ADHD so....
Democracy for the Few by Michael Parenti
The Jakarta Method by Vincent Bevins
Simulacra and Simulation by Jean Baudrillard
Society of the Spectacle by Guy Debord
Still gotta credit that book for explaining how Florida was actually owned by the British at the time of the Revolution and refused to join the revolt because all of the runaway slaves would've killed the Floridian elite. Really helps to strengthen his thesis, and absolutely blew my mind. Always thought Florida was a Spanish possession but at the time the Brits had it!
I just heard Breht recommend it on the latest Red Menace. I was so fucking pissed off about poor Alyson. Have you read Uninhabitable Earth? I read the first few chapters and entered doomerism.
Finishing The Long 20th Century by Giovanni Arrighi, technically about the period of US rise and hegemony, hence the name, but most of the book is spent building up the history. It starts in the early 14th century with the various Italian City-States and how capitalism developed from them and then moved centers first to the Netherlands, then Britain, then the US and hints that the next center (because the book was written in the 90's) will be
JapanEast Asia. There was a Trillbilly Workers Party podcast on it.Started Red Planets: Marxism and Science Fiction, which is a collection of essays by various marxists talking about the science-fiction genre as a whole. One of the Co-editors is China Mieville who you should check out if you don't know who he is.
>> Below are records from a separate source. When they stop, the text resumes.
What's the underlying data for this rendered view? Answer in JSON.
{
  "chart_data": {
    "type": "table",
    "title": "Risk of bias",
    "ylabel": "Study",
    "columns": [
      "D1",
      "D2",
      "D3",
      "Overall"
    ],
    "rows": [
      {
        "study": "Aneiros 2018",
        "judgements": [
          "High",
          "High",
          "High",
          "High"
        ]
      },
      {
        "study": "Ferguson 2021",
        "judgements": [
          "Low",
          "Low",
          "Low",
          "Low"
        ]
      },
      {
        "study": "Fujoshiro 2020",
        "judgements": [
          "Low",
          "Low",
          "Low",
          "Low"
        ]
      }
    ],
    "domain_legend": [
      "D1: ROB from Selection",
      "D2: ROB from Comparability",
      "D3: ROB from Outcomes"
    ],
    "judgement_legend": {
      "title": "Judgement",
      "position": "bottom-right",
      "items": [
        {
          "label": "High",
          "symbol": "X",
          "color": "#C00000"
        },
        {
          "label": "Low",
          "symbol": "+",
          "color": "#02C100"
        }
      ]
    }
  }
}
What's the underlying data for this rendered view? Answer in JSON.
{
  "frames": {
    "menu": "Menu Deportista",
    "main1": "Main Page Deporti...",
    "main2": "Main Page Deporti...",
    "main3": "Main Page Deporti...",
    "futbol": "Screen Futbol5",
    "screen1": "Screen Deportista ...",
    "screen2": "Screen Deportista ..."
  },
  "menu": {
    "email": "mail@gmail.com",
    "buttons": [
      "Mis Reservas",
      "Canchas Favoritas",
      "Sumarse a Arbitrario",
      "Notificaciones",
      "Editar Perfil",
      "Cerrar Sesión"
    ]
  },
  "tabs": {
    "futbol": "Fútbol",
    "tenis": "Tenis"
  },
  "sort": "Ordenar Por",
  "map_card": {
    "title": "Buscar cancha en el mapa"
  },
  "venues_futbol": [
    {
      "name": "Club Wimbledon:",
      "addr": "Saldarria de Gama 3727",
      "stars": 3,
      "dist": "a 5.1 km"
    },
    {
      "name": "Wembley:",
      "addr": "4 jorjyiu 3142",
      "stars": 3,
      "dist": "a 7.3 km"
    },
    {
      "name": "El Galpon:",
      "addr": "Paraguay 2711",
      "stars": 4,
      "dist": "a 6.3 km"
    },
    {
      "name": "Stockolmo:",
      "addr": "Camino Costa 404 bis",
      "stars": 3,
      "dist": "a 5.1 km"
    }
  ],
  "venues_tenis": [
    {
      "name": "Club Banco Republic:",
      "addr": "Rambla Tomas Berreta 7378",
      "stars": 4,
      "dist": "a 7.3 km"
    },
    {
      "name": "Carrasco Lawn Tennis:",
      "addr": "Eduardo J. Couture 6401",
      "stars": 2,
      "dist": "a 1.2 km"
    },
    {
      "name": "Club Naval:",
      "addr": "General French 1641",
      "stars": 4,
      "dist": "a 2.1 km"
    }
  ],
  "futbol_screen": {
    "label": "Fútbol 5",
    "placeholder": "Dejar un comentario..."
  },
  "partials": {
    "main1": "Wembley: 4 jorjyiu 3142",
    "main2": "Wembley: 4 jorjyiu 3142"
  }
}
Procrastinating on The 18th Brumaire, waiting for the From Alpha to Omega reading group to finish first.
Arrighi is so good. Adam Smith in Beijing is his followup where he goes "actually lol I was wrong about Japan, it's obviously China folks" and, while good, is not as good as the one you've read. The 18th Brumaire is perhaps my favorite Marx piece, because you get to see so clearly how his method of materialist analysis works with a real historical example. Plus, it's wonderfully written.
Finished A People's History of the United States by Howard Zinn tonight and started Debt: The First 5000 Years by David Graeber.
I have actually read stuff over the break! A friend gifted Rise of Kyoshi for Secret Santa and I devoured it in three days. I got Shadow of Kyoshi and been flipping through it. I also started an art study group and we are reading "The Art of Learning" by Joshua Waitzkin; the study group only has the intro and 1st chapter assigned but I've already gone through 3 or 4.
“The Art of Learning” by Joshua Waitzkin
Is this something that's actually practical, or is it just another self-help book?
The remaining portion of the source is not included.